Chapter 6 Additional Review Questions
1. Chase Company has provided the following data:
|Sales price |$200 per unit |
|Sales |6,000 units |
|Fixed cost |$300,000 |
|Variable cost |$100 per unit |
If the dollar contribution margin per unit is increased by $10, total fixed cost is decreased by 60,000, and all other factors remain the same, net income will: A) Decrease by $60,000
B) Increase by $60,000
C) Increase by $120,000
D) Increase by $140,000
2. Curtin Company sells a single product. The product has a selling price of $50 per unit and variable expenses of 80% of sales. If the company's fixed expenses total $150,000 per year, then it will have a break-even of:
3. The following is Aykroyd Corporation's contribution format income statement for last month: |Sales |$4,000,000 |
|Less variable expenses | 2,800,000 |
|Contribution margin |1,200,000 |
|Less fixed expenses | 720,000 |
|Net income |$ 480,000 |
The company has no beginning or ending inventories.
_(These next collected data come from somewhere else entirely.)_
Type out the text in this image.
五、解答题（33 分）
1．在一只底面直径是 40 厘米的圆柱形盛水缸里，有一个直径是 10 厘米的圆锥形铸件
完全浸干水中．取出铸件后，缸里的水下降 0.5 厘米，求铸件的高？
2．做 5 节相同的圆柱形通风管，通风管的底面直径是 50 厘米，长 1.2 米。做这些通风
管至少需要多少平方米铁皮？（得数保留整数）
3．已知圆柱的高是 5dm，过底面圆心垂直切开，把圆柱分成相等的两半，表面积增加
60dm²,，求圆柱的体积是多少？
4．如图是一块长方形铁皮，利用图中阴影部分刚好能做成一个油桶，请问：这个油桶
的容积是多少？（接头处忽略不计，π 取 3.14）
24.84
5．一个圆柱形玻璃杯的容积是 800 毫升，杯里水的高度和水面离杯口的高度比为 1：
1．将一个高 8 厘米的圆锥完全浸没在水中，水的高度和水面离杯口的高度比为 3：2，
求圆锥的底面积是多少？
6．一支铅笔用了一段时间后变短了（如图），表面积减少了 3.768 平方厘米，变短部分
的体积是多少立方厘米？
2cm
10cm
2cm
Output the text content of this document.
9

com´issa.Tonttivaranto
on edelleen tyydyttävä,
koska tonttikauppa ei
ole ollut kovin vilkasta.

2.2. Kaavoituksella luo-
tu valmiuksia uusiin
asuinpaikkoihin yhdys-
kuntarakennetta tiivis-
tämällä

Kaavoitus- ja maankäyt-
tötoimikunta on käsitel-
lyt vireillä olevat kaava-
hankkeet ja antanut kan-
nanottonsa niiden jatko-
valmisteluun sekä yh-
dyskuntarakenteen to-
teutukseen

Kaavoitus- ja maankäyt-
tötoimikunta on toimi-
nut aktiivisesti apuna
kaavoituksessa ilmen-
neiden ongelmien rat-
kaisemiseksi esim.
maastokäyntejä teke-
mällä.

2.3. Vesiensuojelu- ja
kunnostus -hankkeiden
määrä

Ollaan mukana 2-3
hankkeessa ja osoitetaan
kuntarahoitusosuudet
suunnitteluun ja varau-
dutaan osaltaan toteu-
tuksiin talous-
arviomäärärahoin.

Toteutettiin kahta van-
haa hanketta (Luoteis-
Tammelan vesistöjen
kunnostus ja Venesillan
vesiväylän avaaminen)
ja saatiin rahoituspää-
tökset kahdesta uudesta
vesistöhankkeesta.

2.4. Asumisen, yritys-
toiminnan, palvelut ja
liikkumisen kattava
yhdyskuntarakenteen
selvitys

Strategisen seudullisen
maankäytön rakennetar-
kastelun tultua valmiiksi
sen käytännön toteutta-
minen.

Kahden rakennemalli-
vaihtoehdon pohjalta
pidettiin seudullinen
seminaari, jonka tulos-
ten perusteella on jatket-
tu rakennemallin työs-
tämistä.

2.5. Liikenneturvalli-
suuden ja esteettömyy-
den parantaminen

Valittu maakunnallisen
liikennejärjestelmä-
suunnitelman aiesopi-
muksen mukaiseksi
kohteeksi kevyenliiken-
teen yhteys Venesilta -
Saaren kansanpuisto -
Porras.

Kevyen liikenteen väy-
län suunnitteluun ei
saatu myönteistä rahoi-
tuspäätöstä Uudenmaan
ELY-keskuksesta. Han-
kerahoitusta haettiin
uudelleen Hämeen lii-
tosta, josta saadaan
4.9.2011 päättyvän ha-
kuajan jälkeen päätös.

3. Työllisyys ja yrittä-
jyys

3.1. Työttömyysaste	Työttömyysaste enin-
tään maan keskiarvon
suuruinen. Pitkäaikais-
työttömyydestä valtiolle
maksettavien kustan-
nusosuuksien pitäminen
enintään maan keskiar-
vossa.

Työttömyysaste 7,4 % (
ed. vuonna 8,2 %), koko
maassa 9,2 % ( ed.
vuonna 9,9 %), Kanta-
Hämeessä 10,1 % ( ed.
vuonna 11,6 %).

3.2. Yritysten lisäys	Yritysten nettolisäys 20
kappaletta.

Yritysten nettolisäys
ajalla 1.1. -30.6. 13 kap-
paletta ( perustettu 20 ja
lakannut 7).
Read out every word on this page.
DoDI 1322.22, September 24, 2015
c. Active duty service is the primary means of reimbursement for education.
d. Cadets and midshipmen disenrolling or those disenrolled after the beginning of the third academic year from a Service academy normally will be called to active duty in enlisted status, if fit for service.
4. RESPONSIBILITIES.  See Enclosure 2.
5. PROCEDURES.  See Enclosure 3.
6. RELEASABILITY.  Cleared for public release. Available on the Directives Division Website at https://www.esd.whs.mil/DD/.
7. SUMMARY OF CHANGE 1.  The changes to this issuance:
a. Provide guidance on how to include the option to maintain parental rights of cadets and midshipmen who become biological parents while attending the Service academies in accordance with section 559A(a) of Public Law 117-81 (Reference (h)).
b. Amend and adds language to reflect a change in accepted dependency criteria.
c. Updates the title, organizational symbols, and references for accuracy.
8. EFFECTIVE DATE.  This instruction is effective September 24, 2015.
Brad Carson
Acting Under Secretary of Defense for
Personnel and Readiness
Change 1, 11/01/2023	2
A total of 80,000 units were produced and sold last month. What is the company's margin of safety in dollars?
4. Using the same information above for Aykroyd Corporation, how many units would the company have to sell to attain target profits of $600,000?
5. Using the same information in number 3 above for Aykroyd Corporation, if sales increase by 400 units, how much should net income increase?